Probing the internal electric field in GaN/AlGaN nanowire heterostructures.

We demonstrate the direct analysis of polarization-induced internal electric fields in single GaN/Al0.3Ga0.7N nanodiscs embedded in GaN/AlN nanowire heterostructures. Superposition of an external electric field with different polarity results in compensation or enhancement of the quantum-confined Stark effect in the nanodiscs. By field-dependent analysis of the low temperature photoluminescence energy and intensity, we prove the [0001̅]-polarity of the nanowires and determine the internal electric field strength to 1.5 MV/cm.

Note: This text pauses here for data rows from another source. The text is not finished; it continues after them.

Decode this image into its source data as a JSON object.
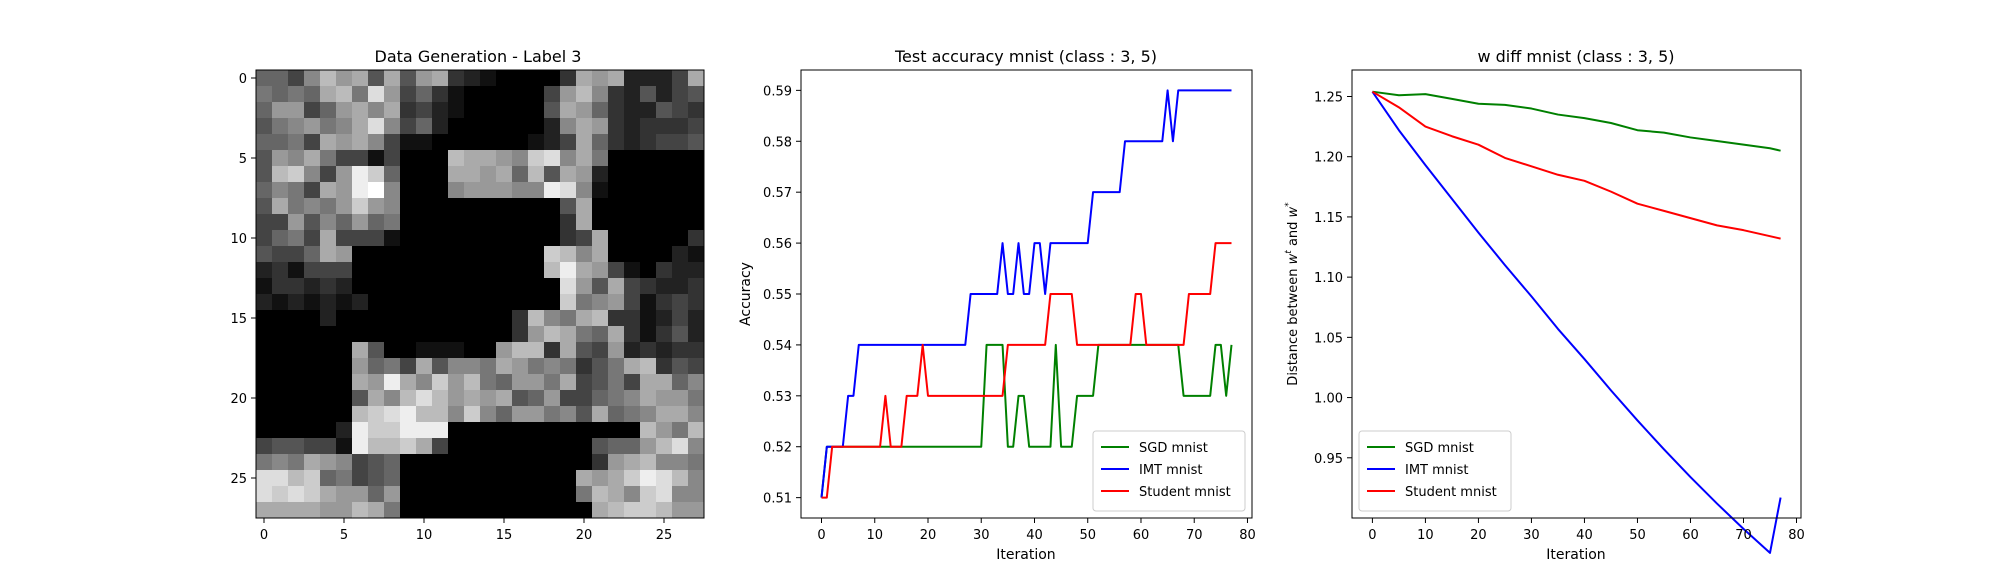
{
  "chart_data": [
    {
      "type": "heatmap",
      "title": "Data Generation - Label 3",
      "colormap": "gray",
      "xticks": [
        0,
        5,
        10,
        15,
        20,
        25
      ],
      "yticks": [
        0,
        5,
        10,
        15,
        20,
        25
      ],
      "grid_size": 28,
      "rows": [
        "6648B9A5A59A32100003A9A2224A",
        "7676AB7D946310000049B8325245",
        "699469A8A3421000005A96322543",
        "578978AD846200000028A9323334",
        "6674A9A8411000000124A6323445",
        "598A74414000BAA98CD8A7000000",
        "5BC849EC6000AA9A6B5A92000000",
        "6874A9EF8000899988ED81000000",
        "5A7879C9800000000005A0000000",
        "44958696700000000003A0000000",
        "4674A4441000000000034A000003",
        "5446A9000000000000CB8A000021",
        "231444000000000000BEA9410322",
        "1332320000000000000D95A43223",
        "2121212000000000000C78941343",
        "00002000000000003B87AB331242",
        "000000000000000039BA76A31352",
        "000000A500111009BB3A54923233",
        "0000009674A5887A9787357AB354",
        "000000A9EA8C9B76997A4574AA68",
        "0000005A8BDB9A9A56944678A997",
        "000000BCDEBB8C8699785A678AA8",
        "000002ECCEEE000000000000B97B",
        "455441EBBCA40000000005669BD8",
        "787A9845600000000000039AB887",
        "DDBC6745600000000000A9ACEDB8",
        "DCDCA9969000000000007BA8CD88",
        "AAAA99BA7000000000000ABCCB99"
      ]
    },
    {
      "type": "line",
      "title": "Test accuracy mnist (class : 3, 5)",
      "xlabel": "Iteration",
      "ylabel": "Accuracy",
      "xlim": [
        -3.85,
        80.85
      ],
      "ylim": [
        0.506,
        0.594
      ],
      "xticks": [
        0,
        10,
        20,
        30,
        40,
        50,
        60,
        70,
        80
      ],
      "yticks": [
        0.51,
        0.52,
        0.53,
        0.54,
        0.55,
        0.56,
        0.57,
        0.58,
        0.59
      ],
      "legend_position": "lower right",
      "x": [
        0,
        1,
        2,
        3,
        4,
        5,
        6,
        7,
        8,
        9,
        10,
        11,
        12,
        13,
        14,
        15,
        16,
        17,
        18,
        19,
        20,
        21,
        22,
        23,
        24,
        25,
        26,
        27,
        28,
        29,
        30,
        31,
        32,
        33,
        34,
        35,
        36,
        37,
        38,
        39,
        40,
        41,
        42,
        43,
        44,
        45,
        46,
        47,
        48,
        49,
        50,
        51,
        52,
        53,
        54,
        55,
        56,
        57,
        58,
        59,
        60,
        61,
        62,
        63,
        64,
        65,
        66,
        67,
        68,
        69,
        70,
        71,
        72,
        73,
        74,
        75,
        76,
        77
      ],
      "series": [
        {
          "name": "SGD mnist",
          "color": "#008000",
          "values": [
            0.51,
            0.52,
            0.52,
            0.52,
            0.52,
            0.52,
            0.52,
            0.52,
            0.52,
            0.52,
            0.52,
            0.52,
            0.52,
            0.52,
            0.52,
            0.52,
            0.52,
            0.52,
            0.52,
            0.52,
            0.52,
            0.52,
            0.52,
            0.52,
            0.52,
            0.52,
            0.52,
            0.52,
            0.52,
            0.52,
            0.52,
            0.54,
            0.54,
            0.54,
            0.54,
            0.52,
            0.52,
            0.53,
            0.53,
            0.52,
            0.52,
            0.52,
            0.52,
            0.52,
            0.54,
            0.52,
            0.52,
            0.52,
            0.53,
            0.53,
            0.53,
            0.53,
            0.54,
            0.54,
            0.54,
            0.54,
            0.54,
            0.54,
            0.54,
            0.54,
            0.54,
            0.54,
            0.54,
            0.54,
            0.54,
            0.54,
            0.54,
            0.54,
            0.53,
            0.53,
            0.53,
            0.53,
            0.53,
            0.53,
            0.54,
            0.54,
            0.53,
            0.54
          ]
        },
        {
          "name": "IMT mnist",
          "color": "#0000ff",
          "values": [
            0.51,
            0.52,
            0.52,
            0.52,
            0.52,
            0.53,
            0.53,
            0.54,
            0.54,
            0.54,
            0.54,
            0.54,
            0.54,
            0.54,
            0.54,
            0.54,
            0.54,
            0.54,
            0.54,
            0.54,
            0.54,
            0.54,
            0.54,
            0.54,
            0.54,
            0.54,
            0.54,
            0.54,
            0.55,
            0.55,
            0.55,
            0.55,
            0.55,
            0.55,
            0.56,
            0.55,
            0.55,
            0.56,
            0.55,
            0.55,
            0.56,
            0.56,
            0.55,
            0.56,
            0.56,
            0.56,
            0.56,
            0.56,
            0.56,
            0.56,
            0.56,
            0.57,
            0.57,
            0.57,
            0.57,
            0.57,
            0.57,
            0.58,
            0.58,
            0.58,
            0.58,
            0.58,
            0.58,
            0.58,
            0.58,
            0.59,
            0.58,
            0.59,
            0.59,
            0.59,
            0.59,
            0.59,
            0.59,
            0.59,
            0.59,
            0.59,
            0.59,
            0.59
          ]
        },
        {
          "name": "Student mnist",
          "color": "#ff0000",
          "values": [
            0.51,
            0.51,
            0.52,
            0.52,
            0.52,
            0.52,
            0.52,
            0.52,
            0.52,
            0.52,
            0.52,
            0.52,
            0.53,
            0.52,
            0.52,
            0.52,
            0.53,
            0.53,
            0.53,
            0.54,
            0.53,
            0.53,
            0.53,
            0.53,
            0.53,
            0.53,
            0.53,
            0.53,
            0.53,
            0.53,
            0.53,
            0.53,
            0.53,
            0.53,
            0.53,
            0.54,
            0.54,
            0.54,
            0.54,
            0.54,
            0.54,
            0.54,
            0.54,
            0.55,
            0.55,
            0.55,
            0.55,
            0.55,
            0.54,
            0.54,
            0.54,
            0.54,
            0.54,
            0.54,
            0.54,
            0.54,
            0.54,
            0.54,
            0.54,
            0.55,
            0.55,
            0.54,
            0.54,
            0.54,
            0.54,
            0.54,
            0.54,
            0.54,
            0.54,
            0.55,
            0.55,
            0.55,
            0.55,
            0.55,
            0.56,
            0.56,
            0.56,
            0.56
          ]
        }
      ]
    },
    {
      "type": "line",
      "title": "w diff mnist (class : 3, 5)",
      "xlabel": "Iteration",
      "ylabel": "Distance between w^t and w^*",
      "xlim": [
        -3.85,
        80.85
      ],
      "ylim": [
        0.9,
        1.272
      ],
      "xticks": [
        0,
        10,
        20,
        30,
        40,
        50,
        60,
        70,
        80
      ],
      "yticks": [
        0.95,
        1.0,
        1.05,
        1.1,
        1.15,
        1.2,
        1.25
      ],
      "legend_position": "lower left",
      "x": [
        0,
        5,
        10,
        15,
        20,
        25,
        30,
        35,
        40,
        45,
        50,
        55,
        60,
        65,
        70,
        75,
        77
      ],
      "series": [
        {
          "name": "SGD mnist",
          "color": "#008000",
          "values": [
            1.254,
            1.251,
            1.252,
            1.248,
            1.244,
            1.243,
            1.24,
            1.235,
            1.232,
            1.228,
            1.222,
            1.22,
            1.216,
            1.213,
            1.21,
            1.207,
            1.205
          ]
        },
        {
          "name": "IMT mnist",
          "color": "#0000ff",
          "values": [
            1.254,
            1.222,
            1.193,
            1.165,
            1.137,
            1.11,
            1.084,
            1.057,
            1.032,
            1.006,
            0.981,
            0.957,
            0.934,
            0.912,
            0.891,
            0.871,
            0.917
          ]
        },
        {
          "name": "Student mnist",
          "color": "#ff0000",
          "values": [
            1.254,
            1.241,
            1.225,
            1.217,
            1.21,
            1.199,
            1.192,
            1.185,
            1.18,
            1.171,
            1.161,
            1.155,
            1.149,
            1.143,
            1.139,
            1.134,
            1.132
          ]
        }
      ]
    }
  ]
}
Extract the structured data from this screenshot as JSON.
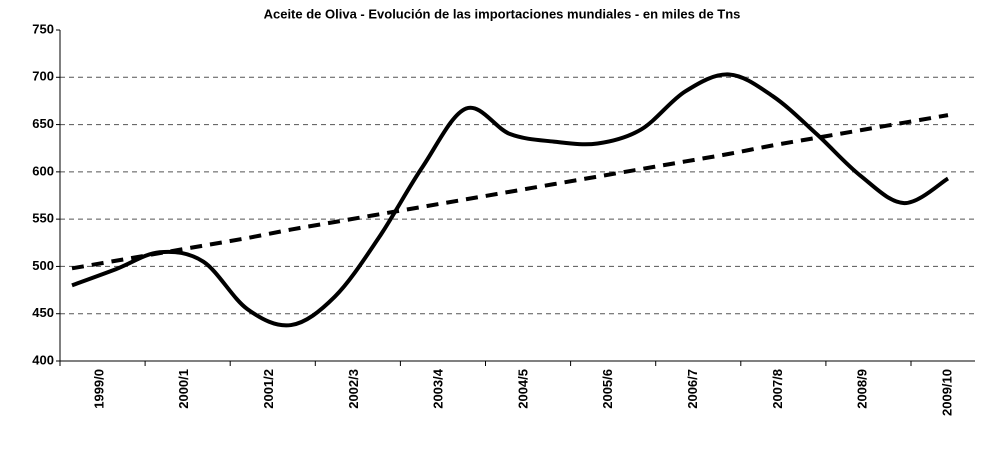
{
  "chart_data": {
    "type": "line",
    "title": "Aceite de Oliva - Evolución de las importaciones mundiales - en miles de Tns",
    "categories": [
      "1999/0",
      null,
      "2000/1",
      null,
      "2001/2",
      null,
      "2002/3",
      null,
      "2003/4",
      null,
      "2004/5",
      null,
      "2005/6",
      null,
      "2006/7",
      null,
      "2007/8",
      null,
      "2008/9",
      null,
      "2009/10"
    ],
    "series": [
      {
        "color": "#000000",
        "style": "solid",
        "values": [
          480,
          497,
          515,
          505,
          455,
          438,
          468,
          530,
          605,
          667,
          640,
          632,
          630,
          645,
          685,
          703,
          680,
          640,
          596,
          567,
          593
        ]
      },
      {
        "color": "#000000",
        "style": "dashed",
        "values": [
          498,
          506,
          514,
          522,
          530,
          539,
          547,
          555,
          563,
          571,
          579,
          587,
          595,
          603,
          611,
          619,
          628,
          636,
          644,
          652,
          660
        ]
      }
    ],
    "ylim": [
      400,
      750
    ],
    "yticks": [
      400,
      450,
      500,
      550,
      600,
      650,
      700,
      750
    ],
    "grid": true,
    "smooth": true
  }
}
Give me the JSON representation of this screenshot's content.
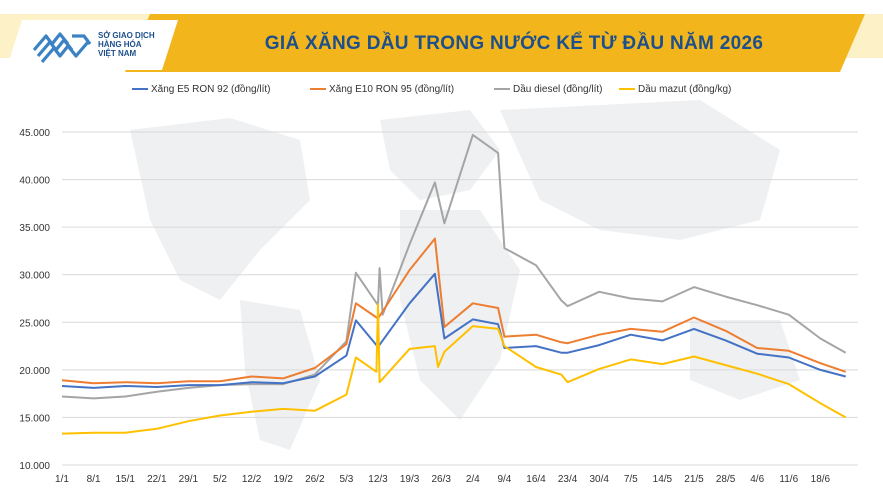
{
  "logo": {
    "line1": "SỞ GIAO DỊCH",
    "line2": "HÀNG HÓA",
    "line3": "VIỆT NAM"
  },
  "colors": {
    "banner": "#f2b61c",
    "banner_bg": "#fdf1c8",
    "title": "#1c4f8c",
    "logo_blue": "#3b82c4",
    "grid": "#d9d9d9"
  },
  "chart_data": {
    "type": "line",
    "title": "GIÁ XĂNG DẦU TRONG NƯỚC KỂ TỪ ĐẦU NĂM 2026",
    "xlabel": "",
    "ylabel": "",
    "ylim": [
      10000,
      45000
    ],
    "yticks": [
      10000,
      15000,
      20000,
      25000,
      30000,
      35000,
      40000,
      45000
    ],
    "ytick_labels": [
      "10.000",
      "15.000",
      "20.000",
      "25.000",
      "30.000",
      "35.000",
      "40.000",
      "45.000"
    ],
    "grid": true,
    "legend_position": "top",
    "x_tick_labels": [
      "1/1",
      "8/1",
      "15/1",
      "22/1",
      "29/1",
      "5/2",
      "12/2",
      "19/2",
      "26/2",
      "5/3",
      "12/3",
      "19/3",
      "26/3",
      "2/4",
      "9/4",
      "16/4",
      "23/4",
      "30/4",
      "7/5",
      "14/5",
      "21/5",
      "28/5",
      "4/6",
      "11/6",
      "18/6"
    ],
    "series": [
      {
        "name": "Xăng E5 RON 92 (đồng/lít)",
        "color": "#4472c4",
        "points": [
          [
            0,
            18300
          ],
          [
            1,
            18100
          ],
          [
            2,
            18300
          ],
          [
            3,
            18200
          ],
          [
            4,
            18400
          ],
          [
            5,
            18400
          ],
          [
            6,
            18700
          ],
          [
            7,
            18600
          ],
          [
            8,
            19300
          ],
          [
            9,
            21500
          ],
          [
            9.3,
            25200
          ],
          [
            10,
            22400
          ],
          [
            11,
            27000
          ],
          [
            11.8,
            30100
          ],
          [
            12.1,
            23300
          ],
          [
            13,
            25300
          ],
          [
            13.8,
            24800
          ],
          [
            14,
            22300
          ],
          [
            15,
            22500
          ],
          [
            15.8,
            21800
          ],
          [
            16,
            21800
          ],
          [
            17,
            22600
          ],
          [
            18,
            23700
          ],
          [
            19,
            23100
          ],
          [
            20,
            24300
          ],
          [
            21,
            23100
          ],
          [
            22,
            21700
          ],
          [
            23,
            21300
          ],
          [
            24,
            20000
          ],
          [
            24.8,
            19300
          ]
        ]
      },
      {
        "name": "Xăng E10 RON 95 (đồng/lít)",
        "color": "#ed7d31",
        "points": [
          [
            0,
            18900
          ],
          [
            1,
            18600
          ],
          [
            2,
            18700
          ],
          [
            3,
            18600
          ],
          [
            4,
            18800
          ],
          [
            5,
            18800
          ],
          [
            6,
            19300
          ],
          [
            7,
            19100
          ],
          [
            8,
            20200
          ],
          [
            9,
            22700
          ],
          [
            9.3,
            27000
          ],
          [
            10,
            25400
          ],
          [
            11,
            30500
          ],
          [
            11.8,
            33800
          ],
          [
            12.1,
            24500
          ],
          [
            13,
            27000
          ],
          [
            13.8,
            26500
          ],
          [
            14,
            23500
          ],
          [
            15,
            23700
          ],
          [
            15.8,
            22900
          ],
          [
            16,
            22800
          ],
          [
            17,
            23700
          ],
          [
            18,
            24300
          ],
          [
            19,
            24000
          ],
          [
            20,
            25500
          ],
          [
            21,
            24100
          ],
          [
            22,
            22300
          ],
          [
            23,
            22000
          ],
          [
            24,
            20700
          ],
          [
            24.8,
            19800
          ]
        ]
      },
      {
        "name": "Dầu diesel (đồng/lít)",
        "color": "#a5a5a5",
        "points": [
          [
            0,
            17200
          ],
          [
            1,
            17000
          ],
          [
            2,
            17200
          ],
          [
            3,
            17700
          ],
          [
            4,
            18100
          ],
          [
            5,
            18400
          ],
          [
            6,
            18500
          ],
          [
            7,
            18500
          ],
          [
            8,
            19500
          ],
          [
            9,
            23000
          ],
          [
            9.3,
            30200
          ],
          [
            10,
            26800
          ],
          [
            10.05,
            30700
          ],
          [
            10.15,
            25800
          ],
          [
            11,
            33200
          ],
          [
            11.8,
            39700
          ],
          [
            12.1,
            35400
          ],
          [
            13,
            44700
          ],
          [
            13.8,
            42800
          ],
          [
            14,
            32800
          ],
          [
            15,
            31000
          ],
          [
            15.8,
            27300
          ],
          [
            16,
            26700
          ],
          [
            17,
            28200
          ],
          [
            18,
            27500
          ],
          [
            19,
            27200
          ],
          [
            20,
            28700
          ],
          [
            21,
            27700
          ],
          [
            22,
            26800
          ],
          [
            23,
            25800
          ],
          [
            24,
            23300
          ],
          [
            24.8,
            21800
          ]
        ]
      },
      {
        "name": "Dầu mazut (đồng/kg)",
        "color": "#ffc000",
        "points": [
          [
            0,
            13300
          ],
          [
            1,
            13400
          ],
          [
            2,
            13400
          ],
          [
            3,
            13800
          ],
          [
            4,
            14600
          ],
          [
            5,
            15200
          ],
          [
            6,
            15600
          ],
          [
            7,
            15900
          ],
          [
            8,
            15700
          ],
          [
            9,
            17400
          ],
          [
            9.3,
            21300
          ],
          [
            9.95,
            19800
          ],
          [
            10,
            26900
          ],
          [
            10.05,
            18700
          ],
          [
            11,
            22200
          ],
          [
            11.8,
            22500
          ],
          [
            11.9,
            20300
          ],
          [
            12.1,
            21900
          ],
          [
            13,
            24600
          ],
          [
            13.8,
            24300
          ],
          [
            14,
            22500
          ],
          [
            15,
            20300
          ],
          [
            15.8,
            19500
          ],
          [
            16,
            18700
          ],
          [
            17,
            20100
          ],
          [
            18,
            21100
          ],
          [
            19,
            20600
          ],
          [
            20,
            21400
          ],
          [
            21,
            20500
          ],
          [
            22,
            19600
          ],
          [
            23,
            18500
          ],
          [
            24,
            16500
          ],
          [
            24.8,
            15000
          ]
        ]
      }
    ]
  }
}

Bias-enhanced optical pH response of group III-nitride nanowires.

We show that the photoluminescence intensity of GaN and InGaN nanowires in electrolytes sensitively responds to variations of the pH value and the applied bias. The realization of an electrochemical working point allows pH detection with a resolution better than 0.05 pH. The observed effects are attributed to bias-dependent nonradiative recombination processes competing with interband transitions. The results show that group III-nitride nanowires are excellently suited as nanophotonic pH sensor elements.